The activist and ideological left, for whom Sanders is such an important figure, has seized on Warren’s equivocation. Tim Higginbotham wrote an essay in the socialist journal Jacobin titled, “Elizabeth Warren Has a Plan for Everything — Except Health Care.”

On Wednesday night, though, she was unequivocal: “I’m with Bernie.”

It wasn’t a surprise to see de Blasio, who espoused a radical progressive vision on inequality throughout the debate, raising his hand next to her.

The other 2020 Democrats want to be careful about private insurance

But other Democrats weren’t willing to go as far.

Sen. Cory Booker (D-NJ) is, like Warren, a co-sponsor of Sanders’s Medicare for All bill, but he did not raise his hand in response to Holt’s query. He did promise to act on health care, but he left the details vague. In his response to the New York Times, Booker said he would start by pursuing a public option.

“We have to do the things immediately that provide better care,” he said at the NBC debate. “We can do this better, and every single day I will fight to give people more access and affordable cost until we get to every American having health care.”

Sen.

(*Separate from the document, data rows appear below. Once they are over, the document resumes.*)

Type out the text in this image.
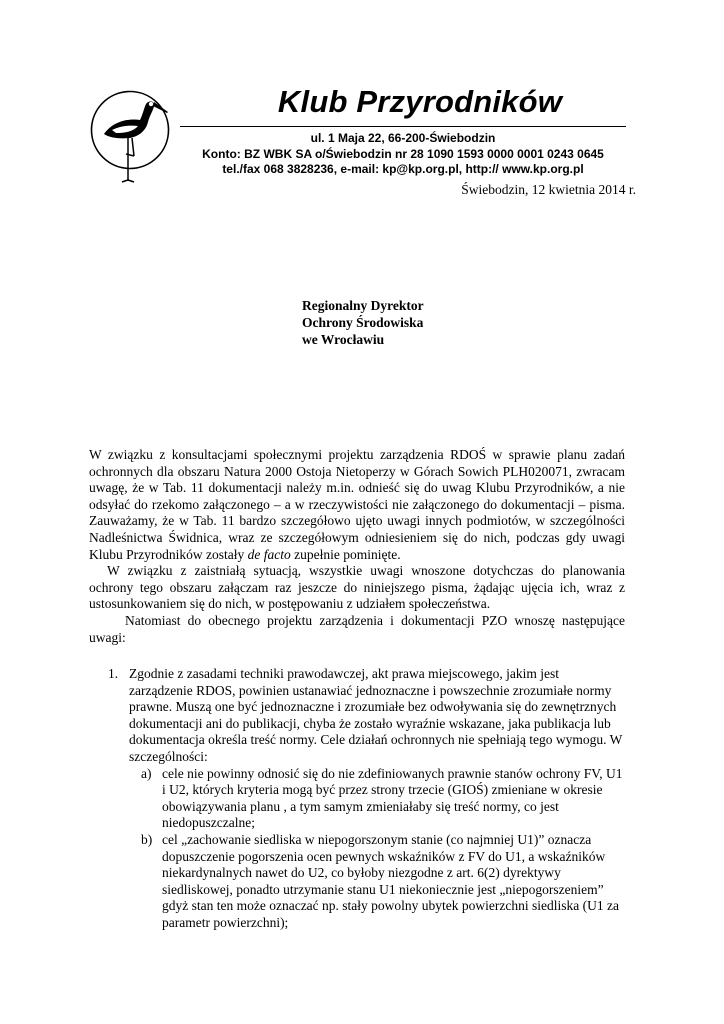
Klub Przyrodników
ul. 1 Maja 22, 66-200-Świebodzin
Konto: BZ WBK SA o/Świebodzin nr 28 1090 1593 0000 0001 0243 0645
tel./fax 068 3828236, e-mail: kp@kp.org.pl, http:// www.kp.org.pl
Świebodzin, 12 kwietnia 2014 r.
Regionalny Dyrektor
Ochrony Środowiska
we Wrocławiu

W związku z konsultacjami społecznymi projektu zarządzenia RDOŚ w sprawie planu zadań ochronnych dla obszaru Natura 2000 Ostoja Nietoperzy w Górach Sowich PLH020071, zwracam uwagę, że w Tab. 11 dokumentacji należy m.in. odnieść się do uwag Klubu Przyrodników, a nie odsyłać do rzekomo załączonego – a w rzeczywistości nie załączonego do dokumentacji – pisma. Zauważamy, że w Tab. 11 bardzo szczegółowo ujęto uwagi innych podmiotów, w szczególności Nadleśnictwa Świdnica, wraz ze szczegółowym odniesieniem się do nich, podczas gdy uwagi Klubu Przyrodników zostały de facto zupełnie pominięte.

W związku z zaistniałą sytuacją, wszystkie uwagi wnoszone dotychczas do planowania ochrony tego obszaru załączam raz jeszcze do niniejszego pisma, żądając ujęcia ich, wraz z ustosunkowaniem się do nich, w postępowaniu z udziałem społeczeństwa.

Natomiast do obecnego projektu zarządzenia i dokumentacji PZO wnoszę następujące uwagi:

1. Zgodnie z zasadami techniki prawodawczej, akt prawa miejscowego, jakim jest zarządzenie RDOS, powinien ustanawiać jednoznaczne i powszechnie zrozumiałe normy prawne. Muszą one być jednoznaczne i zrozumiałe bez odwoływania się do zewnętrznych dokumentacji ani do publikacji, chyba że zostało wyraźnie wskazane, jaka publikacja lub dokumentacja określa treść normy. Cele działań ochronnych nie spełniają tego wymogu. W szczególności:
a) cele nie powinny odnosić się do nie zdefiniowanych prawnie stanów ochrony FV, U1 i U2, których kryteria mogą być przez strony trzecie (GIOŚ) zmieniane w okresie obowiązywania planu , a tym samym zmieniałaby się treść normy, co jest niedopuszczalne;
b) cel „zachowanie siedliska w niepogorszonym stanie (co najmniej U1)” oznacza dopuszczenie pogorszenia ocen pewnych wskaźników z FV do U1, a wskaźników niekardynalnych nawet do U2, co byłoby niezgodne z art. 6(2) dyrektywy siedliskowej, ponadto utrzymanie stanu U1 niekoniecznie jest „niepogorszeniem” gdyż stan ten może oznaczać np. stały powolny ubytek powierzchni siedliska (U1 za parametr powierzchni);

Cory Booker (D-NJ) speaks as former housing secretary Julian Castro (L) and Sen. Elizabeth Warren (D-MA) look on during the first night of the Democratic presidential debate on June 26, 2019 in Miami, Florida.
Sen. Cory Booker (D-NJ) speaks as former Secretary of Housing and Urban Development Julián Castro and Sen. Elizabeth Warren (D-MA) look on during the first night of the Democratic presidential debate on June 26, 2019, in Miami.
Joe Raedle/Getty Images

Holt singled out former Rep. Beto O’Rourke, who previously said he supported Medicare-for-all but has since revised his stance. O’Rourke has endorsed the “Medicare for America” bill that maintains employer-sponsored insurance but allows anybody to join a government plan if they choose to; it also rolls Medicaid and Obamacare into the government plan.

Would he abolish private insurance? “No,” O’Rourke said. “I think the choice is fundamental.”

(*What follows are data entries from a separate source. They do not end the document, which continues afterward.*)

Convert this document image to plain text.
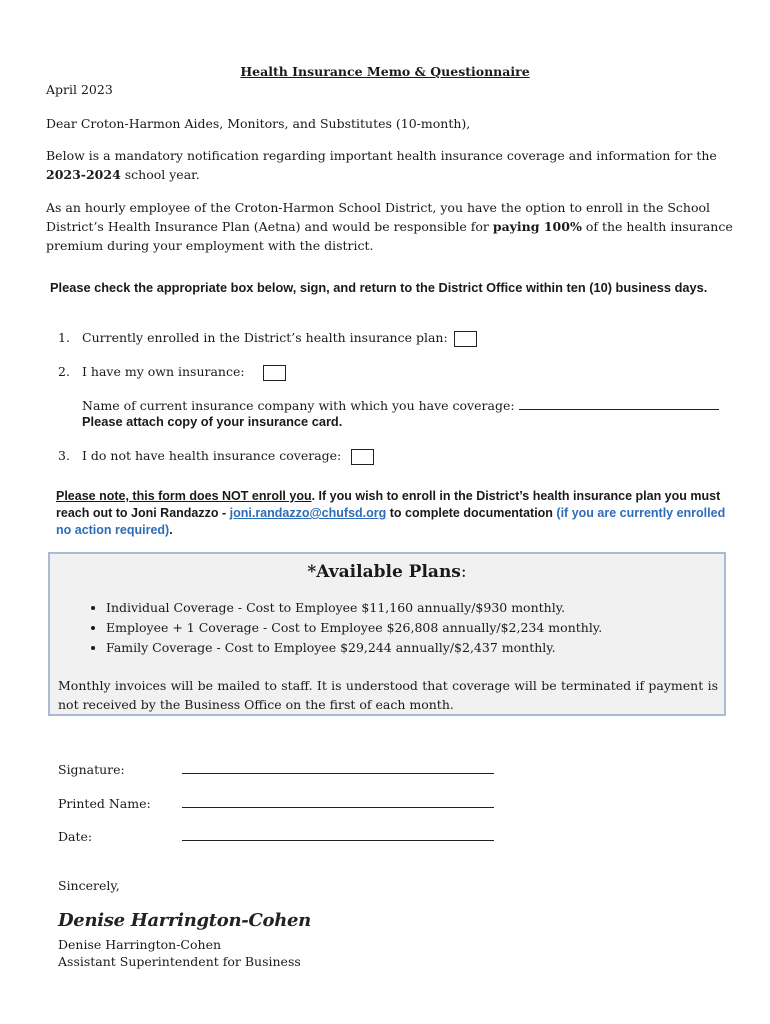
Health Insurance Memo & Questionnaire
April 2023
Dear Croton-Harmon Aides, Monitors, and Substitutes (10-month),
Below is a mandatory notification regarding important health insurance coverage and information for the 2023-2024 school year.
As an hourly employee of the Croton-Harmon School District, you have the option to enroll in the School District’s Health Insurance Plan (Aetna) and would be responsible for paying 100% of the health insurance premium during your employment with the district.
Please check the appropriate box below, sign, and return to the District Office within ten (10) business days.
1. Currently enrolled in the District’s health insurance plan:
2. I have my own insurance:
Name of current insurance company with which you have coverage:
Please attach copy of your insurance card.
3. I do not have health insurance coverage:
Please note, this form does NOT enroll you. If you wish to enroll in the District’s health insurance plan you must reach out to Joni Randazzo - joni.randazzo@chufsd.org to complete documentation (if you are currently enrolled no action required).
*Available Plans:
• Individual Coverage - Cost to Employee $11,160 annually/$930 monthly.
• Employee + 1 Coverage - Cost to Employee $26,808 annually/$2,234 monthly.
• Family Coverage - Cost to Employee $29,244 annually/$2,437 monthly.
Monthly invoices will be mailed to staff. It is understood that coverage will be terminated if payment is not received by the Business Office on the first of each month.
Signature:
Printed Name:
Date:
Sincerely,
Denise Harrington-Cohen
Denise Harrington-Cohen
Assistant Superintendent for Business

De Blasio, one of the punchier candidates on the stage Wednesday night, went after him from the left.

“Congressman O’Rourke, it’s not working for tens of millions of Americans when you talk about the premiums and the out-of-pocket expenses,” de Blasio said. “How can you defend a system that is not working?”

“So for those for whom it’s not working, they can choose Medicare,” O’Rourke replied in defense of his plan. “For those who it is working for, they are able to keep it.”

This health care debate is going to play out again and again in 2020

For now, ending private insurance is entirely an abstract question: Democrats would need to win the Senate, an unlikely outcome, along with the White House in order to try to pass a health care bill in 2021. But the posturing still reveals something about the candidates and the audiences they are playing to in the debate.

Warren and de Blasio are running hard to the left. Those candidates want to be seen as unafraid to take big, bold actions on major progressive policy concerns. Warren went out of her way to embrace the single-payer plan put forward by Sanders, her top rival for progressive voters, despite her previous willingness to entertain more incremental reforms.

But other candidates are more cautious. Health care reform is always difficult and often politically perilous. Polling shows many Americans are relatively happy with their current health coverage; that makes presidential candidates who aren’t as ideologically committed to Medicare-for-all nervous about saying they want to take it away.

Sanders has effectively made Medicare-for-all a litmus test for presidential candidates. Everybody else is reacting to his single-payer plan. For some, like Warren, that means going all in on endorsing a major overhaul of American health care. Others are looking for a middle ground.